Birmingham: England 287 (Root 80, Bairstow 70, Ashwin 4-62, Shami 3-64) and 180 (Curran 63, Ishant 5-51, Ashwin 3-59) beat India 274 (Kohli 149, Curran 4-74) and 162 (Kohli 51, Stokes 4-40) by 31 runs.
It was a heart-breaking déjà vu of the Adelaide Oval for Virat Kohli where, in December 2014, he had batted in a rare zone and nearly pulled off a miraculous win for India. At Edgbaston, undone eventually by a superior seam attack, Kohli finally made a mistake with India still 53 short of an improbable win. The last three wickets could only add a further 21 despite Hardik Pandya’s resistance. At the other end of the field was a spent, exhausted, overcome-with-emotion Ben Stokes, who had managed the mammoth task of getting Kohli out. He took the last wicket too, triggering collective relief for England, who had let the visitors back in the game twice with their lack of ruthlessness.

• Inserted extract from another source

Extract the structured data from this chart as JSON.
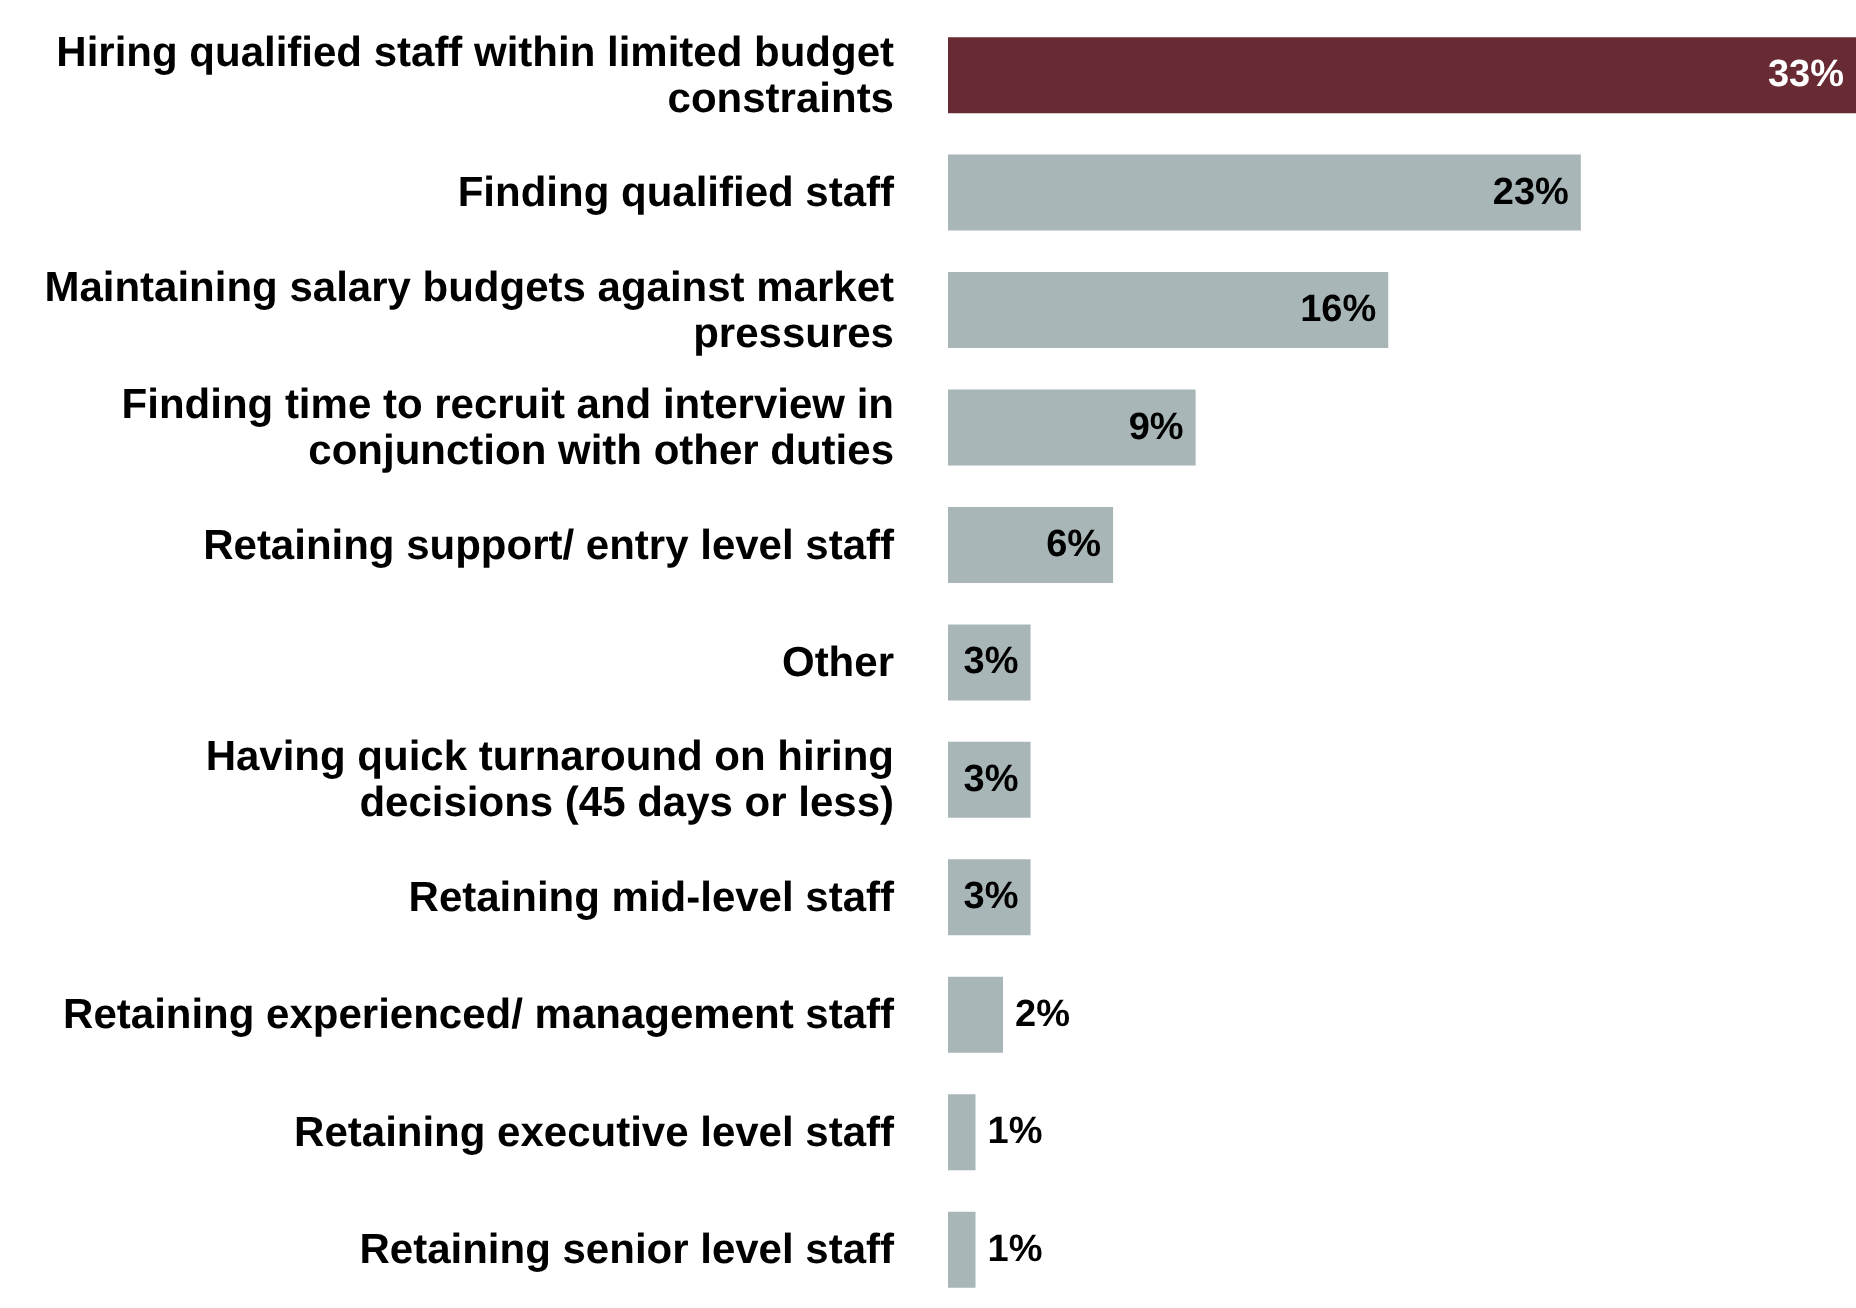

In Adelaide, Kohli had left India 60 to get. Here it was seven fewer. You don’t imagine Kohli as the tragic hero, but Adelaide and Birmingham remain his two best innings according to him. And technically speaking, he went one better in the second innings of this Test. There was less playing and missing than in the first. He began to work James Anderson around. He unleashed a few cover drives. Most of all he stayed calm. Even as India began the day needing 84 with five wickets in hand, which became four in the first over with Anderson taking out Dinesh Karthik.
Kohli remained unfussed, showing excellent judgement of what balls to leave and when to play when England tried the straight lbw delivery. He faced only seven balls in the first six overs. During this time, Pandya batted himself in, showing remarkable restraint himself. Once in, he unfurled a few drives, whittling down the deficit. When England went to Plan B after the scrutiny from Anderson and Stuart Broad, Kohli finally made the one fatal mistake.
While scoring 200 runs in the match, Kohli made a few mistakes outside off, but was excellent against the straighter balls aimed at getting him lbw. Every time England tried it, Kohli was either outside the line or brought his bat down in time. His head didn’t fall over, and he could access the ball. Perhaps it was about making that small adjustment to a new bowler entering the attack, but against the third ball that Kohli faced from Stokes, his head fell over and he played outside the line, slightly across it, with a slightly closed face. On the big occasion, Stokes had turned up, his celebrations reminiscent of Andrew Flintoff’s in the 2009 Ashes.
Stokes was on a roll now, taking Mohammed Shami out in the same over. A steer and an edge from Ishant Sharma brought eight crucial runs, but in an inspired move Joe Root went to Adil Rashid, who has a good record against the tail. Rashid repeated the first-innings dismissal of Ishant with a wrong’un, and quite fittingly Stokes ended the game with Pandya’s wicket. Quite fittingly, it didn’t come without some fight from Pandya.